Regarding: the so-called “fantasy isle” of Frisland on the Zeno Map of 1380:
Prince Henry Sinclair’s legacy as a New World voyager, savior of 4,000 stranded Greenland farmers, and pirate-fighter has been held hostage by doctrinaire historians who have claimed that the Zeno Narrative and Map are “a Venetian-sponsored hoax.” Academic scholars, loyal to their antiquated Padigm, have insisted for eons that a prominent isle on the map, Frisland, “never existed” – except in the fictional musings of Nicolò Zeno (the Younger – a Venetian Senator) in the 16th century. He has been wrongly accused of inventing the “hoax” – although his reconstruction of events from memory did have some significant “lapses.” These difficulties were augmented with a little “literary license,” in places, that resulted in ultimately compromising the integrity of Gian Ramusio’s publication in Viaggi in 1558.

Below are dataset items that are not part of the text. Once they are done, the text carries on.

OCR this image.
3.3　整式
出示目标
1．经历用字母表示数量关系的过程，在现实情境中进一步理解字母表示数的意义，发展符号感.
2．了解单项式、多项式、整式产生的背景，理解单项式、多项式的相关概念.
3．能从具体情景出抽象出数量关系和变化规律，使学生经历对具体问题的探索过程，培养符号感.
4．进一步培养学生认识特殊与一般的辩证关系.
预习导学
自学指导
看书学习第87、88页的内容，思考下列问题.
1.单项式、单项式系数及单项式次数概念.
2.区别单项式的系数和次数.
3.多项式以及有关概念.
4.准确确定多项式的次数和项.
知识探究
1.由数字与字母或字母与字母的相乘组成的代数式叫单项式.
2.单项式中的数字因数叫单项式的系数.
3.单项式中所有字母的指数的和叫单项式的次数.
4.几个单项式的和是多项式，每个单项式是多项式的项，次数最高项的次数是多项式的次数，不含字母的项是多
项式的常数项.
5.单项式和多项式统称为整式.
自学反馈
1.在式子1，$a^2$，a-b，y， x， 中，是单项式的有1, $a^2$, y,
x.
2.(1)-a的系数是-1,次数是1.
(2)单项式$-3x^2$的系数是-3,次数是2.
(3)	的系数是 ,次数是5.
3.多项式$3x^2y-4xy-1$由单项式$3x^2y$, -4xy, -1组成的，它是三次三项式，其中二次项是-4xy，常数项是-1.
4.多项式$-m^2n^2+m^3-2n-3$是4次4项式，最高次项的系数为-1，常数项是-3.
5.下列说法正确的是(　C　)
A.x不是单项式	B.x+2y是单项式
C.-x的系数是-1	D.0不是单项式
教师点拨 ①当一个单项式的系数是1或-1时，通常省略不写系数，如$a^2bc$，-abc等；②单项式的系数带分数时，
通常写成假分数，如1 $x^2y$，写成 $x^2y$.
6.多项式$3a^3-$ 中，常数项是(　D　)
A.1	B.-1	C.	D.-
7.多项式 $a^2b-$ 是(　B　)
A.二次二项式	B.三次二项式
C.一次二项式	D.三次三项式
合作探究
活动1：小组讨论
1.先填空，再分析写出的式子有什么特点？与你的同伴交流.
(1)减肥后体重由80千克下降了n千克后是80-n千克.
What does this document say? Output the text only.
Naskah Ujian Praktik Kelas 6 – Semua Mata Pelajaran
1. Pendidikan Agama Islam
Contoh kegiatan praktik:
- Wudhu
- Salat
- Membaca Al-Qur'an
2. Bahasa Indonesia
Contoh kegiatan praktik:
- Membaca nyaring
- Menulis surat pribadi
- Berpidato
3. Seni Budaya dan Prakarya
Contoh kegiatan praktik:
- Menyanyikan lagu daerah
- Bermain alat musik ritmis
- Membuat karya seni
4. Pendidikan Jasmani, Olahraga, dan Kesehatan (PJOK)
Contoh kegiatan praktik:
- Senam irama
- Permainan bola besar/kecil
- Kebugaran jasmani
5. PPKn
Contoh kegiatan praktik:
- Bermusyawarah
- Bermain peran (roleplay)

I noticed that three ancient maps (the Zeno 1380, Catalan 1480, and Prunes 1553) all had similar – but not identical – coastlines for Frisland. On the Catalan and Prunes Maps, the title is spelled Fixland – where the “x” was probably pronounced as “sh.” This would yield an English title of “Fish-land.”
Newfoundland was known as the principal isle of codfish from the 14th century up to modern times. The Portuguese and Basques called the Island bacalaos – which was the Portuguese-Basque word for “codfish.”